Volunteers who are unable to scuba dive or who are not interested in the dive-related work can still get involved. You can take part in snorkelling or focus on the land based conservation work. There is plenty to be done and all efforts go towards the protection of this beautiful and developing country.
All volunteers taking part in the Conservation Project in Cambodia for at least 12 weeks, and are 18 years or older, have the opportunity to train as a Divemaster during their time on the project. Read more about our Divemaster Add-On Course here.
What are the aims of this Conservation & Environment project?
The main reason why this project began in the first place was to help with the protection of seahorses in Cambodia. This is still a key aim of the project as we campaign and educate against illegal fishing. We hope to see a rise in the seahorse population in the future as we continue research into their habitats and behaviour.
The data we collect is given to local authorities with the hope that they will declare it a protected area. In addition, the data is also shared with the fishermen, so that we can advise them on how they can improve their fishing methods.
Education is also one of the key aspects of the project. Twice a week, you will help teach classes at the local school, teaching students about important environmental issues. In the past, volunteers have done puppet shows about sharks, recycling initiatives, and more. We also hold workshops for the island’s fisherman and inform them about sustainable fishing and the coral reef.
What are the living conditions on this project?
The project’s accommodation is built on stilts over the water in the fishing village of Koh Sdach. You will sleep in same-sex dorm rooms. The accommodation has constant electricity. At the back of the accommodation are bathrooms, with western style toilet with a bucket and a scoop to flush it and a shower. Apart from the fishing village, the island has a few guest houses, and lots of forest.
All volunteers eat together in the large multi-functional communal area or on the deck overlooking the water. You’ll have plenty of opportunities to mingle with the local villagers, and to get immersed in Khmer culture.

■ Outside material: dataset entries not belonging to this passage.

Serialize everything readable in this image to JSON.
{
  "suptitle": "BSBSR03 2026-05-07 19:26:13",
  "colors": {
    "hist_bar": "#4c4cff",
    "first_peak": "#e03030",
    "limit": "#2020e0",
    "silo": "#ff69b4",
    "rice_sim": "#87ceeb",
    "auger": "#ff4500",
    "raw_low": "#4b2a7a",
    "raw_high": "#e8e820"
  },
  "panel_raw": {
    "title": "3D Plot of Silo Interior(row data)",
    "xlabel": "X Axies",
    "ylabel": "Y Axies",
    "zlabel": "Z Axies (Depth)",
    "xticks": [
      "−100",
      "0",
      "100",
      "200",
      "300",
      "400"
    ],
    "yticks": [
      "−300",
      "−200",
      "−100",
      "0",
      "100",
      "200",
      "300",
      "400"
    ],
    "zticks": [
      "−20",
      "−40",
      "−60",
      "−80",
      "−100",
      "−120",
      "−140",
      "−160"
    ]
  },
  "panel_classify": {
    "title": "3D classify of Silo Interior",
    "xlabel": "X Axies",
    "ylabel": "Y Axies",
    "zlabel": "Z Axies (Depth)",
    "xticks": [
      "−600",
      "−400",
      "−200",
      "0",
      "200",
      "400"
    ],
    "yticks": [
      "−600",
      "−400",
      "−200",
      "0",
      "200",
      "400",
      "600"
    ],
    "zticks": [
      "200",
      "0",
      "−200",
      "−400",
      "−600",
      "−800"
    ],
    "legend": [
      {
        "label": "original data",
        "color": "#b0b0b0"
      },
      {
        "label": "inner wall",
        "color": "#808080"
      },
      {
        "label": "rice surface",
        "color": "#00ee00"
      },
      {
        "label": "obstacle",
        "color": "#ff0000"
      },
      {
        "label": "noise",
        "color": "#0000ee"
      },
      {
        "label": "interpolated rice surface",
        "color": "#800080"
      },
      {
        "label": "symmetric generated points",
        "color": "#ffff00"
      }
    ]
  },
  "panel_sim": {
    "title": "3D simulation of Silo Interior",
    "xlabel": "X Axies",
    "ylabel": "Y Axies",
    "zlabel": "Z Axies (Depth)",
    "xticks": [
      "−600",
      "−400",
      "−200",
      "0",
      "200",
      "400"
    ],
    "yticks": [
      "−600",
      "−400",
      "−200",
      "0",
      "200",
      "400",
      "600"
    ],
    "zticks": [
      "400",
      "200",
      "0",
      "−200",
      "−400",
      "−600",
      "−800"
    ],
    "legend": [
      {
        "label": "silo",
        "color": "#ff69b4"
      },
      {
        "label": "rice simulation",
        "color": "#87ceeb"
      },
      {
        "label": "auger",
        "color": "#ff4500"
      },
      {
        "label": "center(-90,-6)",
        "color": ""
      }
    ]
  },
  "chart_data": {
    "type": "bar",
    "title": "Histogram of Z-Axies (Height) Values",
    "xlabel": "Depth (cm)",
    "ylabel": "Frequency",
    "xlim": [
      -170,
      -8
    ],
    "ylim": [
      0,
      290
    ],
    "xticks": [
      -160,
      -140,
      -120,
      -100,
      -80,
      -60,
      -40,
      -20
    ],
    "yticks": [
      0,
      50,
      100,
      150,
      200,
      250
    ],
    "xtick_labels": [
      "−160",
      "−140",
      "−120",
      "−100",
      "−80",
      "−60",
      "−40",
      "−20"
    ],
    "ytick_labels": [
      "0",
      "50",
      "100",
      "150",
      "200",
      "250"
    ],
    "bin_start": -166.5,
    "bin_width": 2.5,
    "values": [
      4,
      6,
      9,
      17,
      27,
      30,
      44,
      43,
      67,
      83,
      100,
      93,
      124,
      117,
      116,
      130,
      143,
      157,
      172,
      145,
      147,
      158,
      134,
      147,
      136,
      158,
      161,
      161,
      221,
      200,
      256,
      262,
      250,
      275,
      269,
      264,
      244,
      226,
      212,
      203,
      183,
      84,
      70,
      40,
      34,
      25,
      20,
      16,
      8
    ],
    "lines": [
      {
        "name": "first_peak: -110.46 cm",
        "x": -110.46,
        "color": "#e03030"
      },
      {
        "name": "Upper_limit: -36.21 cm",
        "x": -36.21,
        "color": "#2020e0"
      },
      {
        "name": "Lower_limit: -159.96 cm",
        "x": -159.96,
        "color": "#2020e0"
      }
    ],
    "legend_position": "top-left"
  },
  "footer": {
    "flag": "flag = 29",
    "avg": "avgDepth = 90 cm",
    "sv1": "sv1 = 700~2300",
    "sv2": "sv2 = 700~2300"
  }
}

You can join the Conservation & Environment project in Cambodia for one, two or three weeks if you don't have time to join us for four weeks or more. This project has been selected by our local colleagues as being suitable for short term volunteering for both the host community and the volunteer. Although you will gain a valuable cultural insight and work intensely on a variety of conservation activities please be aware that you may not be able to make the same impact as someone volunteering for a longer period. Volunteers joining the Conservation & Environment project for just one week should arrive at a weekend.
*If you have an advanced scuba diving qualification already, you will be trained in the underwater survey work straight away and you can choose to gain the next qualification as a Rescue Diver or gain Speciality Dive certifications.